The underlying pathophysiology of ANCA vasculitis is thought to be secondary to the formation of antibodies against key neutrophil antigens which are typically sequestered within the neutrophil and have migrated to the cell membrane of the neutrophil. This migration of typically sequestered antigens is thought to be secondary to cytokine release due to previous or concurrent inflammatory insult and is referred to as “priming” of neutrophils. Antibodies, such as anti-PR3 or anti-MPO, thus activate the neutrophil via interaction with their respective antigens and cause a respiratory burst with degranulation and release of complement activating factors with proinflammatory enzymes.
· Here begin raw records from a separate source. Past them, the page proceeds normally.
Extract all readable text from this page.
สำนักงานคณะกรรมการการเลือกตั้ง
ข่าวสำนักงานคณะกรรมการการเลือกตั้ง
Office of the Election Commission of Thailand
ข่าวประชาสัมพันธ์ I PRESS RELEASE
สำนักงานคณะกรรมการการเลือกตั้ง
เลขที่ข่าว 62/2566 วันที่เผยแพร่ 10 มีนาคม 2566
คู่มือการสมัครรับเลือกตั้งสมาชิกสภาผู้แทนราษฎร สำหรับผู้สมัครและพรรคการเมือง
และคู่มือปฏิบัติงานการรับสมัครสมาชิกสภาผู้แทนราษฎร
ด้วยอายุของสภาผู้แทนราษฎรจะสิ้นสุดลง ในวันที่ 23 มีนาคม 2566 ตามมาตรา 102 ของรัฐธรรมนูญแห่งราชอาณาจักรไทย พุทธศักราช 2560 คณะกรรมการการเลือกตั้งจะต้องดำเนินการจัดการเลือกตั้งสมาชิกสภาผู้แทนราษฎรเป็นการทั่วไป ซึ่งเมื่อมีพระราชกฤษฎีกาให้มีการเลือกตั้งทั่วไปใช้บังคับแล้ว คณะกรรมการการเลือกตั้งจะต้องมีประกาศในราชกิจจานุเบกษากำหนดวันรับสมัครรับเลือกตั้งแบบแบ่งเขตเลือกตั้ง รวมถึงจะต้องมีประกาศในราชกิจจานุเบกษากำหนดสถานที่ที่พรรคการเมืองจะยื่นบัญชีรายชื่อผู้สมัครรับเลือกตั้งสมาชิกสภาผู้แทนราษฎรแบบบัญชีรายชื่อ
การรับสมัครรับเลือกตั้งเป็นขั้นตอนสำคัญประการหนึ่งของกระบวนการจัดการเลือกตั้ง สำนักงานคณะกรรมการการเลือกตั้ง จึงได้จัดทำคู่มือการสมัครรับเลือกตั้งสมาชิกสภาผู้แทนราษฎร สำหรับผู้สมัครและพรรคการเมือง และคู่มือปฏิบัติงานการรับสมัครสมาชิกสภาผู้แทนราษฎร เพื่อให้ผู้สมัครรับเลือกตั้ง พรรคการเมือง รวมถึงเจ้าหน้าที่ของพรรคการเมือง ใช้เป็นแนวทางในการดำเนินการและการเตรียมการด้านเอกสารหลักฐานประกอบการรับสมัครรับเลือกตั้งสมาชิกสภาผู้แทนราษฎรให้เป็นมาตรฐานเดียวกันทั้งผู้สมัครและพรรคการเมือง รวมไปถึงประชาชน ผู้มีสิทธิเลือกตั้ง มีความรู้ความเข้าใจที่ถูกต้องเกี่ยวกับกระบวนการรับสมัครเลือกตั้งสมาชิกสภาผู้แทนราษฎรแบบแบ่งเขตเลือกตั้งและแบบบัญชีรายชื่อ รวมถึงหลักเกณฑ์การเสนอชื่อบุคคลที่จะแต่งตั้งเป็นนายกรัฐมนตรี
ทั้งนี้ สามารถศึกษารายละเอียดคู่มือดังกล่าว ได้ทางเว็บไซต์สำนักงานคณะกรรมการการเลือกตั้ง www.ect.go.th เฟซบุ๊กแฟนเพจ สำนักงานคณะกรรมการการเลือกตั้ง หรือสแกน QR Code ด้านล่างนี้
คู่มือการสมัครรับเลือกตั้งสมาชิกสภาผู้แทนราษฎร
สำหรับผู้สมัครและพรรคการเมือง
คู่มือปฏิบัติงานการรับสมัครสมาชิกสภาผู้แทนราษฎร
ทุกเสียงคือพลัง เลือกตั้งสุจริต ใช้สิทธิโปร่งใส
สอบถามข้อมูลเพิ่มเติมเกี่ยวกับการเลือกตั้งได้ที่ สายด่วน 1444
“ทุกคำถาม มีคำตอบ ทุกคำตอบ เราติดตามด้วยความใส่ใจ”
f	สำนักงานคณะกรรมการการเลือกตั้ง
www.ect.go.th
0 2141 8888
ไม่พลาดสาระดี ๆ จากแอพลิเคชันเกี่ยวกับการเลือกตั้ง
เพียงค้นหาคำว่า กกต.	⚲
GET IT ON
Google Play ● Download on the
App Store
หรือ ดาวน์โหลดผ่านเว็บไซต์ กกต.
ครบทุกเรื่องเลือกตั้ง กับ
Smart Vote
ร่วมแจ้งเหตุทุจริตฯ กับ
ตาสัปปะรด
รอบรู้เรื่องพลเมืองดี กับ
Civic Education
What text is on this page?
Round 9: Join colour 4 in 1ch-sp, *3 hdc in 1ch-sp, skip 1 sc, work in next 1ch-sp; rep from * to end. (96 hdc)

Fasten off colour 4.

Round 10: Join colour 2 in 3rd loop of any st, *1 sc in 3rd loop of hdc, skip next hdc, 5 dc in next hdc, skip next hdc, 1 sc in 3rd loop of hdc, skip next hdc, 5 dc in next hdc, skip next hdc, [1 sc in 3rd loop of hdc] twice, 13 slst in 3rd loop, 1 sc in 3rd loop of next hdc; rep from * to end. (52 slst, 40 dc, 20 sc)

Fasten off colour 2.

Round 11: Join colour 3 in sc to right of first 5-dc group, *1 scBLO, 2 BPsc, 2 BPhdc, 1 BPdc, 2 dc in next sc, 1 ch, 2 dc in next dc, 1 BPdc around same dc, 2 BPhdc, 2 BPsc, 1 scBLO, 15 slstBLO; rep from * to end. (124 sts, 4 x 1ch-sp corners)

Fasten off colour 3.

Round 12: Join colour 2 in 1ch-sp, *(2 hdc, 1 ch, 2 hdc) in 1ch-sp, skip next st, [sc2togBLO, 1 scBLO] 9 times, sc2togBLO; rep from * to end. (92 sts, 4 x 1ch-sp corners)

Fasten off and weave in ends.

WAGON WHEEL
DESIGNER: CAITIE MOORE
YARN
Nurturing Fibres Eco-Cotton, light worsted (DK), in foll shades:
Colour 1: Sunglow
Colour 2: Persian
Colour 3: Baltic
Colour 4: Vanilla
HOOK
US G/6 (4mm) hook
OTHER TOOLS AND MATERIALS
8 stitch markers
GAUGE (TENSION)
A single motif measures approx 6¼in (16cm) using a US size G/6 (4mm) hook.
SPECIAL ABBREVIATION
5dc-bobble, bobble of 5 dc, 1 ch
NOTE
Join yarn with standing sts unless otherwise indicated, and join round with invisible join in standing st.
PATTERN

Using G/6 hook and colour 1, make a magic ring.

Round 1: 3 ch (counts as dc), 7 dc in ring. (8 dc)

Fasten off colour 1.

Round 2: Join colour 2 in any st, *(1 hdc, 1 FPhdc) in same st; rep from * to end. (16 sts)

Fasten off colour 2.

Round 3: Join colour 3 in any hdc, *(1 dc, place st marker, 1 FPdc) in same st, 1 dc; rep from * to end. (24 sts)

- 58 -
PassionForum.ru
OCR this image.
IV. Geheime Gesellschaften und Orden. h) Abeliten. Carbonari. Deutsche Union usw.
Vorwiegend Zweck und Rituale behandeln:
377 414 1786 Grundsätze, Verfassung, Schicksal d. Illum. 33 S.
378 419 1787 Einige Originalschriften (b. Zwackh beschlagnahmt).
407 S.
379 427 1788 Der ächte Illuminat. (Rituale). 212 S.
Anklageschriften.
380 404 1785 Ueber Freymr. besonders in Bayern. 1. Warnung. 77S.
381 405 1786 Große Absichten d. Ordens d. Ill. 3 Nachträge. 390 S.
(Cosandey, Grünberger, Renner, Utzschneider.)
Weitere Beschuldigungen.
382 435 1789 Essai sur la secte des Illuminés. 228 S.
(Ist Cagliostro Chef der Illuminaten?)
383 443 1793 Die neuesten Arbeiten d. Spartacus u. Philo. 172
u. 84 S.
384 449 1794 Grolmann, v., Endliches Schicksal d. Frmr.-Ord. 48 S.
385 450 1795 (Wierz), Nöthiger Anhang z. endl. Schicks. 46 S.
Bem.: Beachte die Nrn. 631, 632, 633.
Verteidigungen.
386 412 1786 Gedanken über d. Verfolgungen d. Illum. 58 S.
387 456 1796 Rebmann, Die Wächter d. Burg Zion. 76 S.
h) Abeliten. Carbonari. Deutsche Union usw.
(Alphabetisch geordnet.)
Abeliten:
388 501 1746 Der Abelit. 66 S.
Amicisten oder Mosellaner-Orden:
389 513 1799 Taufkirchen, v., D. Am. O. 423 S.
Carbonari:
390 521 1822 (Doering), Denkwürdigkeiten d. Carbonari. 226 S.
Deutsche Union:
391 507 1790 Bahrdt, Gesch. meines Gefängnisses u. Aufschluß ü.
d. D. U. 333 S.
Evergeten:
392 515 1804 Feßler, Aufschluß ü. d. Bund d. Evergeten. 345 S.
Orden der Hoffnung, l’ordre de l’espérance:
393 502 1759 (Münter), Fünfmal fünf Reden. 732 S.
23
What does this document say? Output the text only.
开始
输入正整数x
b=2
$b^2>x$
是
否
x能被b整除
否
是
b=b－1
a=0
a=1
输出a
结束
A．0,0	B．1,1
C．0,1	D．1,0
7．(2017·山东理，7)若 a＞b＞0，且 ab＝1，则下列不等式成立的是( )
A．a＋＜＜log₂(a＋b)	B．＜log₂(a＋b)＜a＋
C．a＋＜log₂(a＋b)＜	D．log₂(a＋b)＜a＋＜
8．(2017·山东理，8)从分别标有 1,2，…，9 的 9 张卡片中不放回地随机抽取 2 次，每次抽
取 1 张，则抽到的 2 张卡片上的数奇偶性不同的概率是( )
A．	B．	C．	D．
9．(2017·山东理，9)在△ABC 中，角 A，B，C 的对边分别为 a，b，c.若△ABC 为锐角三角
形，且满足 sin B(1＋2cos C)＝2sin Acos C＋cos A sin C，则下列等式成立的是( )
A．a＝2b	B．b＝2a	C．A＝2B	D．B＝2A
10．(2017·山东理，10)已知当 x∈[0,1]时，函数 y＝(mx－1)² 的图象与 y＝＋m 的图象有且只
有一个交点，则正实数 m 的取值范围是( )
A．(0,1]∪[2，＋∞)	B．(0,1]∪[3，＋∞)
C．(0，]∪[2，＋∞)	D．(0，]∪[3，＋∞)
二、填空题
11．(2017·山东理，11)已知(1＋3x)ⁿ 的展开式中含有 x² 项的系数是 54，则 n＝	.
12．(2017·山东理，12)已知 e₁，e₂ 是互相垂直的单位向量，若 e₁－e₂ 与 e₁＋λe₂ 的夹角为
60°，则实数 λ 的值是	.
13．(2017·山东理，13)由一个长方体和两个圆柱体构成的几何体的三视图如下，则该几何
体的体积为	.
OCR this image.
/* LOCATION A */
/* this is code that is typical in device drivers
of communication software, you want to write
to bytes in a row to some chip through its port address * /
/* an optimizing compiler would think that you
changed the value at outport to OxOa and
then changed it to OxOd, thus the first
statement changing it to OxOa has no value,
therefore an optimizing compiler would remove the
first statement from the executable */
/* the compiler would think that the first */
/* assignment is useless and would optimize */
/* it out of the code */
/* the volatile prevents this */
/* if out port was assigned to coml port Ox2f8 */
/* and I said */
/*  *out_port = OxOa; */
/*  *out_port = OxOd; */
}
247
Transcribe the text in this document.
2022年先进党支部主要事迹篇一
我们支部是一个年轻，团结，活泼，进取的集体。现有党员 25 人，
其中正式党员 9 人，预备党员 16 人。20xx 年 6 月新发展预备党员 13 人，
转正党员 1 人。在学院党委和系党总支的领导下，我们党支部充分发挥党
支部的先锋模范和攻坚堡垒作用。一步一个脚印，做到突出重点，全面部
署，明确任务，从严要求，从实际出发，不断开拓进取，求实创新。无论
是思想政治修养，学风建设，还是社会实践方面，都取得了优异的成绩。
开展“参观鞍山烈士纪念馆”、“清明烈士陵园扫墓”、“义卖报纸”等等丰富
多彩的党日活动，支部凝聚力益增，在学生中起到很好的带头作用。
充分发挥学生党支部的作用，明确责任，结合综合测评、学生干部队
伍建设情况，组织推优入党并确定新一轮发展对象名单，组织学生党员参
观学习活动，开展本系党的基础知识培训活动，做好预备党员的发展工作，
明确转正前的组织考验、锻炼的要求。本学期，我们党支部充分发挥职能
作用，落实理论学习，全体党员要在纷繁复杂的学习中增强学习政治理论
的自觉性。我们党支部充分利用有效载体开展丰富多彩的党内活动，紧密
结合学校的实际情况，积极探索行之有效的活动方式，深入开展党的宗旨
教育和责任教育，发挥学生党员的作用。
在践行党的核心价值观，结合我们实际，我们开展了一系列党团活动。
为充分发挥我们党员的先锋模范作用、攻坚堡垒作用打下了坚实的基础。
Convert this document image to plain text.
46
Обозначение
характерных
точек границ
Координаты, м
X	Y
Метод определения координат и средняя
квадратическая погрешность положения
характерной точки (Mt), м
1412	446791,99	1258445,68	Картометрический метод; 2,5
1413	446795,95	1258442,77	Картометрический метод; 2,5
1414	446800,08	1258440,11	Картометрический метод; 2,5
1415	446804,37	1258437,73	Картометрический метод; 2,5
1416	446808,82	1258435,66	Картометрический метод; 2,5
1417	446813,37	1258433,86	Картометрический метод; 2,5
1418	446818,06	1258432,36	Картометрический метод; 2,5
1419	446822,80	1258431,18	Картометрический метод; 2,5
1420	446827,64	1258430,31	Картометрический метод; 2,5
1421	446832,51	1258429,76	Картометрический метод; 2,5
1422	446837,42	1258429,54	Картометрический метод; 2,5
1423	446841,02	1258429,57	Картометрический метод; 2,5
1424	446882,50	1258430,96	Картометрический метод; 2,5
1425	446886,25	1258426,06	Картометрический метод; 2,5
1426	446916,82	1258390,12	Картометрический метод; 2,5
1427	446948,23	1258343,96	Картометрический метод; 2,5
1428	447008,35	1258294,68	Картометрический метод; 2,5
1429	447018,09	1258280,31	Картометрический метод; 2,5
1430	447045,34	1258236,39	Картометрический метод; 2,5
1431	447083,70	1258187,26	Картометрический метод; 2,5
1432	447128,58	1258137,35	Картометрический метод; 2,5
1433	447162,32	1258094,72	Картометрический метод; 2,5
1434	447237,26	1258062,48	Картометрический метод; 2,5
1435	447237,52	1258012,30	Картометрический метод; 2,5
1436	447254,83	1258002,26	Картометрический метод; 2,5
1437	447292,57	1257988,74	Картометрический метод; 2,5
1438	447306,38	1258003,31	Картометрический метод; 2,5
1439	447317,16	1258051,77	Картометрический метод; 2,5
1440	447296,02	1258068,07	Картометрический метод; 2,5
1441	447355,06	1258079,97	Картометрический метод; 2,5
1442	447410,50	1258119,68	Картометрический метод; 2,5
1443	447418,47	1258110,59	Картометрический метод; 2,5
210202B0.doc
This autoimmune process goes on to affect small-medium sized vessels with organ selectivity depending on the type of ANCA process . Various case reports in the past have reported an association between ANCA vasculitides and pleuropericardial involvement [3–7]. However, cardiac involvement is more common in p-ANCA associated vasculitis including EGPA and it is reported that 13-47% of patients with EGPA have been found to have a myocardial, endocardial, or pericardial lesion with another source reporting 8-32% incidence of pericardial involvement in patients with EGPA [8–10]. Nonetheless, c-ANCA vasculitides have also been associated with cardiac involvement with a reported 19% incidence of pericardial involvement in GPA patients .
In this case report, the patient presented with an initial predominant presentation of pericardial tamponade and was then discovered to have renal biopsy proven PR3 pauci-immune glomerulonephritis. Pericardial effusions can be secondary to a wide range of etiologies, including idiopathic, malignancy, infectious, and systemic conditions such as hypothyroidism and autoimmune disorders . In this case, pericardiocentesis yielded an exudative effusion, per Light’s criteria, with a fluid protein: serum protein ratio of .75. Furthermore, cytology was pertinent for no malignant cells but indicated acute inflammation. Pericardial fluid gram stain and culture were negative. Blood, respiratory, and urine cultures were also negative. Workup lowered suspicion for infectious or malignant etiologies. Normal complement levels with an autoimmune workup negative for all other antibodies, including dsDNA, SS-A, SS-B, anti-Jo 1, and anti-Scl, lowered the suspicion for lupus or other autoimmune pathologies. Hence, the remarkable ANA titres, positive PR-3, and cANCA antibodies with biopsy proven pauci-immune crescentic glomerulonephritis created the case for vasculitis associated pericardial involvement with progression to pericardial tamponade. Of note, a biopsy of the heart could have further elucidated the role of vasculitis induced pericardial effusion. However, it was felt to be unnecessary given the timeline, presentation, and associated positive findings in laboratory workup and renal biopsy.
This case report is significant as it highlights the importance of considering a pericardial effusion as the initial presenting sign of a vasculitis. It certainly underscores the point that ANCA vasculitides are systemic diseases which may go on to affect various organs in the body, aside from the pathognomonic presentations.
Conflicts of Interest
The authors declare that they have no conflicts of interest.